Start Somewhere
Please bear with me. It’s been a while since I’ve written anything substantial, anything that presumes to represent the company I co-founded. I am therefore falling back on the old crutch of writers everywhere: writing about the process of writing. I wish there was another way.
We (Jay and I) hold our writing to a high standard, an impossible standard, really. We sweat every word; and not just the words themselves but, more importantly, the meaning behind them and their reason for existing in the first place. Is what we’re writing contrary to something we’ve previously written? Will it still be true this time next year? How will it be received by our friends? Will anyone care? Should anyone care? Does it all hang together? Does it move the perception of Cotton Bureau forward? Was it worth our time? Has someone else already written the same thing but better? Do we even know that what we’re writing is true? These are paralyzing yet indispensable questions. It’s frighteningly easy to puke out quasi-profound aphorisms; hollow, unoriginal, immature, often dangerous advice.
For too long, however, it’s held us back. We have a lot to say. It’s time we started saying it.
To whet your appetite for At Large writing to come, let me start by confessing one more thing: Business is a struggle.
I don’t know how else to put it. Despite being together for 6.5 years, Jay and I still look at each other every day and wonder why we do it, whether we’ve overlooked some essential detail that would double our revenue and halve our expenses. We live and work in Pittsburgh when it seems like the rest of the world is in Brooklyn or Austin or San Francisco or Portland. We used to make money by selling websites. Now we sell t-shirts. We shuttered two successful businesses to work on one marginally more successful business. We watch as startup owners and wannabe startup owners congratulate each other on selling out their users, or, in laughably rare circumstances, their customers. We disagree constantly, about everything. We take turns worrying that whatever mysterious phenomenon has kept us in business this long will just as mysteriously disappear tomorrow. We stare at the list of features we want to add to the site, the bugs that stick out like sore thumbs. We shudder at the endless grind of owner-operatorship.
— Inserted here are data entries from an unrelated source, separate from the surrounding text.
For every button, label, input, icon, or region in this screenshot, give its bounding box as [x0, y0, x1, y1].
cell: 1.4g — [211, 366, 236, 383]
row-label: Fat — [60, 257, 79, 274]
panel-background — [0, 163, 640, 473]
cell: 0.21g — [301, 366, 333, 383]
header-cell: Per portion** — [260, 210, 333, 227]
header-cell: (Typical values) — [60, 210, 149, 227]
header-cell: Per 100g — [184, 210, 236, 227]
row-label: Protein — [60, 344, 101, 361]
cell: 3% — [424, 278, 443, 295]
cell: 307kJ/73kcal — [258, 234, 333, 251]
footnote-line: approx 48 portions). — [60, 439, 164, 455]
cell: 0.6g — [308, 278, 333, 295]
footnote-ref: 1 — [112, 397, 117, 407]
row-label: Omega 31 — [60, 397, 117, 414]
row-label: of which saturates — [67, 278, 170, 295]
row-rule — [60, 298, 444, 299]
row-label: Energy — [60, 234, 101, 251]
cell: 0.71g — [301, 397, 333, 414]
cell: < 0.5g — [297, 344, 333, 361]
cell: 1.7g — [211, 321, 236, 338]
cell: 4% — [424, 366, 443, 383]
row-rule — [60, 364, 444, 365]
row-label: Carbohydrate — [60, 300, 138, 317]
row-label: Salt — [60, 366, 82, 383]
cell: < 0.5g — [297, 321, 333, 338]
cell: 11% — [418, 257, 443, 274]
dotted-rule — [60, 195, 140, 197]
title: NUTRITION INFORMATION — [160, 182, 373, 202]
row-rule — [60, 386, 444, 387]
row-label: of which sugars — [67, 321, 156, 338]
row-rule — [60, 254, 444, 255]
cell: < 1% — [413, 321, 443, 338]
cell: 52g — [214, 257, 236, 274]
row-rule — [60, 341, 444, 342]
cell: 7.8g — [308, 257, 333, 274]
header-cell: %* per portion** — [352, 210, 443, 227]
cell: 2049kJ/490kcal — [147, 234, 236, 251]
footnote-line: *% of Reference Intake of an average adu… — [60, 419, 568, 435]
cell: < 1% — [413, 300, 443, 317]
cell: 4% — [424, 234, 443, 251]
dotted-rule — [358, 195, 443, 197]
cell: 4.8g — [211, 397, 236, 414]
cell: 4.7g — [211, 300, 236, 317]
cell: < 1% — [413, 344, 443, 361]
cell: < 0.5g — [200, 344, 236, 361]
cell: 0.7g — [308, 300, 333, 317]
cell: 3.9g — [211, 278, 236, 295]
As hopeless (and ridiculous) as that all sounds, however, we’re still here and still love what we do for one simple reason: our satisfaction is derived from meeting internal not external objectives. Success for us—and we think this is something every company should be required to state publicly—is building a sustainable company that helps designers and communities meet their financial, practical, and creative needs (at least when it comes to selling t-shirts and other odds and ends). It means aligning our business model and values. It means prioritizing people, promoting exceptional graphic design, and speaking up even when we know it won’t be possible to please everyone. It means nurturing and cultivating our relationships with you and, just as important, your relationships with each other. It means soberly evaluating our role in contributing to your fear of missing out and the constant stream of distractions that keep us all from the vast majority of moments in our lives that are infinitely more important than finding the perfectly designed tee. We can (and will) do a better job in all of those areas. That—and not an illustory pot of gold at the end of the rainbow or crushing it or winning—is what motivates us.
We’re not perfect, and Cotton Bureau is very much a work in progress. But we plan on sticking around for a while and making ourselves useful, so you may as well get comfortable.